The Testing Situation
Test is a four letter word....
I lived in a bubble- happy, special education-driven private school bubble. We assessed our kids to determine where to go next in our instruction, not necessarily to hold ourselves accountable. We did standardized testing once a year, like all good, accredited schools must, but we knew our kids were poor test-takers. They were with us to learn to read, and so much of a standardized test relies on just that. So, we took the scores with a grain of salt (sometimes alongside a margarita) and let it be.
Public schools test, test, and then test some more. They’ve got tests that measure growth (all kids need to gain one year’s worth of growth- whether they’re performing 2 years below grade level or 1 year above); kids need to show progress towards core-based goals (increased words per minute, higher reading levels, etc); they even need tests to show the fidelity of all the other tests. All this data is used to demonstrate that schools are doing their jobs to the best of their abilities. Best I can tell, public schools are running some kind of norm-referenced test about 10% of the time.
Truth: Teachers are losing their minds. If they aren’t losing their minds, they probably do a lot of yoga and meditation.
Truth: Parents are overwhelmed by all this testing information. What in the world does it all mean anyways? In my opinion, it means somewhere close to nothing.

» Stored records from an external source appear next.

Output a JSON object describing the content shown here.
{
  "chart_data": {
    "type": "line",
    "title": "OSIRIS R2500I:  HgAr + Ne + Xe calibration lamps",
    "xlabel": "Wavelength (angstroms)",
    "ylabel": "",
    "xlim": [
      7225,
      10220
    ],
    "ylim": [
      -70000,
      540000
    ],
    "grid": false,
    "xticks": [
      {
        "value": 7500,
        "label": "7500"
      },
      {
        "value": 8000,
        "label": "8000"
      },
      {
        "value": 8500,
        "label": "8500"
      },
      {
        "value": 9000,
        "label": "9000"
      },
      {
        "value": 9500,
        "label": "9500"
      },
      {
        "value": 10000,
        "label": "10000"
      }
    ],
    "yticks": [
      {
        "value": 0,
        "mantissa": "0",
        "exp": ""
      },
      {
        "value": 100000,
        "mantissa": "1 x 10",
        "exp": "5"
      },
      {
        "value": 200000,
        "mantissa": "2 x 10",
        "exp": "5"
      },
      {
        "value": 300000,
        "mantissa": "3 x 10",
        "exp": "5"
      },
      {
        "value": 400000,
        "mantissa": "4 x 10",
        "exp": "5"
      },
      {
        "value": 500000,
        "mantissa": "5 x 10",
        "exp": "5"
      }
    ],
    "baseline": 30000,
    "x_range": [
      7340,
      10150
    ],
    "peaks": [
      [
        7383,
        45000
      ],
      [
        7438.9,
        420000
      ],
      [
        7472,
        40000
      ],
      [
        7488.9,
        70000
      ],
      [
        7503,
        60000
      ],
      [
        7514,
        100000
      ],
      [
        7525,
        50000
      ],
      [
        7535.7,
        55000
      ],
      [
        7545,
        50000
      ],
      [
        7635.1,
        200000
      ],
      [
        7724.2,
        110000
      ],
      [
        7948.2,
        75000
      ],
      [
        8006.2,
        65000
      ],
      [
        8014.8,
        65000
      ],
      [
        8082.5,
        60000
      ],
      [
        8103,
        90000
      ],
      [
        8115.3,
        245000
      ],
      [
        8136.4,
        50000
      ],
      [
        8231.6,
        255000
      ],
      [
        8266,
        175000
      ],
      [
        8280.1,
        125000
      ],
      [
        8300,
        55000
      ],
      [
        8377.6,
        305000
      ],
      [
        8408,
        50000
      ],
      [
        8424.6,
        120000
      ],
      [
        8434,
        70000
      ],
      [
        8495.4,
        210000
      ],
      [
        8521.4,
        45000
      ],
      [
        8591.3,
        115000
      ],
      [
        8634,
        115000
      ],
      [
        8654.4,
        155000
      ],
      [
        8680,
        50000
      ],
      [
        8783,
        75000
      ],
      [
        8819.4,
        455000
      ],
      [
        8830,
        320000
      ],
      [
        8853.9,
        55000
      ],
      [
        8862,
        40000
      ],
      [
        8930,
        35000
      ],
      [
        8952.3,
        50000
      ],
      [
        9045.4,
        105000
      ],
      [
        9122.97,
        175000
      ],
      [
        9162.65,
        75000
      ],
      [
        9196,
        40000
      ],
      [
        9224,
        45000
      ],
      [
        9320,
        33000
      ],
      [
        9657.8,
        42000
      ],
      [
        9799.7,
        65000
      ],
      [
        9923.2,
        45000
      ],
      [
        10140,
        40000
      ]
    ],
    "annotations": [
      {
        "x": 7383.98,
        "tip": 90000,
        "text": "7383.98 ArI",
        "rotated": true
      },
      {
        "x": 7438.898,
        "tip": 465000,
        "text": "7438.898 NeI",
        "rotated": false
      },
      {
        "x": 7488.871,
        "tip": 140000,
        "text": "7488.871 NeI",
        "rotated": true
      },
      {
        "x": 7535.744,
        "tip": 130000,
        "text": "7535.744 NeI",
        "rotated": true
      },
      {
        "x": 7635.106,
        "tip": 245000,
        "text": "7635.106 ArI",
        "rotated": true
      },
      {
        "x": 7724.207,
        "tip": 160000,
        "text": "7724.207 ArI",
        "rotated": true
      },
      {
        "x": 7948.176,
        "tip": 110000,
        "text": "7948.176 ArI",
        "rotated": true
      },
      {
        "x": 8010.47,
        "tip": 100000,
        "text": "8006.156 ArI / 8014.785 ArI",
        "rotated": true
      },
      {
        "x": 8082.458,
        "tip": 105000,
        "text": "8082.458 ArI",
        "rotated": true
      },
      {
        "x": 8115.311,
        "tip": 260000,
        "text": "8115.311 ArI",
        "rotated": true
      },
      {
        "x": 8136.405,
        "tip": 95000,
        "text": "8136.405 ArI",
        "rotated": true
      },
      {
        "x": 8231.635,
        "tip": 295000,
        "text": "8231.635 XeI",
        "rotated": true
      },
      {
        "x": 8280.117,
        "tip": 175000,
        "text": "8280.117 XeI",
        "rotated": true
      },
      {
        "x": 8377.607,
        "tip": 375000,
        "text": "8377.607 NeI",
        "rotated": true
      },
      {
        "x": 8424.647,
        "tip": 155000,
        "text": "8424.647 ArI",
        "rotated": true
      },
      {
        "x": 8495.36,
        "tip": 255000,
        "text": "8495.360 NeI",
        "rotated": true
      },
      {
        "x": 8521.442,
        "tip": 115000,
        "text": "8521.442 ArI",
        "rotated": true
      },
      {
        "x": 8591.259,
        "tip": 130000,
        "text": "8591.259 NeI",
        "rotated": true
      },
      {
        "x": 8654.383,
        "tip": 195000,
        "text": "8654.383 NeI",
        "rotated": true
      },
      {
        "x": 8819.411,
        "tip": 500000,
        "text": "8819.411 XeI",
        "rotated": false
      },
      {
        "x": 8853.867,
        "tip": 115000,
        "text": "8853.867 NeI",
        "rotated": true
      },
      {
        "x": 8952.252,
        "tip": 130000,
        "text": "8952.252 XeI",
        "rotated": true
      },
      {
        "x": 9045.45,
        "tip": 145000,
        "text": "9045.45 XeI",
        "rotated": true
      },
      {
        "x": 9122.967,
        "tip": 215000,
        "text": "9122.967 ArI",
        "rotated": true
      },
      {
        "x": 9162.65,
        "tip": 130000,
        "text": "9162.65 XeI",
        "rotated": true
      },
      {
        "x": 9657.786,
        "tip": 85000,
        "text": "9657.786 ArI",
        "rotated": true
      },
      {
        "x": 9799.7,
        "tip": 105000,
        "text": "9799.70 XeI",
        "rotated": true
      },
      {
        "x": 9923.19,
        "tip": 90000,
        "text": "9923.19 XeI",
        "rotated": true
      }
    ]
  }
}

What do we really want from our schools? I think we all want our kids to possess those foundational skills (reading, writing, and basic arithmetic- sans the hickory stick). But, once those things are in place, I think, the more I talk to parents, what they really want are kids who are driven and excited to learn. They don’t care so much about the test. They care that their child is engaged in learning, exposed to lots of modalities for learning, and finds the way that he learn best. That’s what determines success in college. A great memory is an asset, but it shouldn’t be the only predictor for success.
This is the ungettable get these days. How do we, amongst all this push to read x number of words per minute and pass a test that relies heavily on rote memorization, help motivate our kids, and keep our greatest teachers?
Truth: Great teachers, the ones who encourage creativity and get the best out of your child, are so stressed by this testing that they are leaving the profession.
Here are my two cents….
Train your teachers in multisensory teaching strategies.
Encourage your children to engage all their senses when learning – this implies that they are encouraged to move and explore.
Encourage creativity.
Worry less about test scores and rote memorization.
Focus more on motivating your child to love learning.
Help your child find his passion.
Cultivate that passion.
Trust your teachers to teach and encourage their creativity. When your teacher hands you test scores, take a peek, place them in your purse (consider using them for fire kindling), and begin a conversation about how Johnny is engaging in the classroom. Is he social? What’s his favorite academic subject? How do you, as his parent, help cultivate his enthusiasm for math or science or reading.
We don’t need assembly line workers anymore. We need innovators, researchers, teachers, and designers. We need more big-picture thinkers and problem solvers.
Encourage your children to play, run, roll around, to cook with you, read with you, to explore nature with you. These are the things that make great humans- not a score on a test. Everybody breathe into that.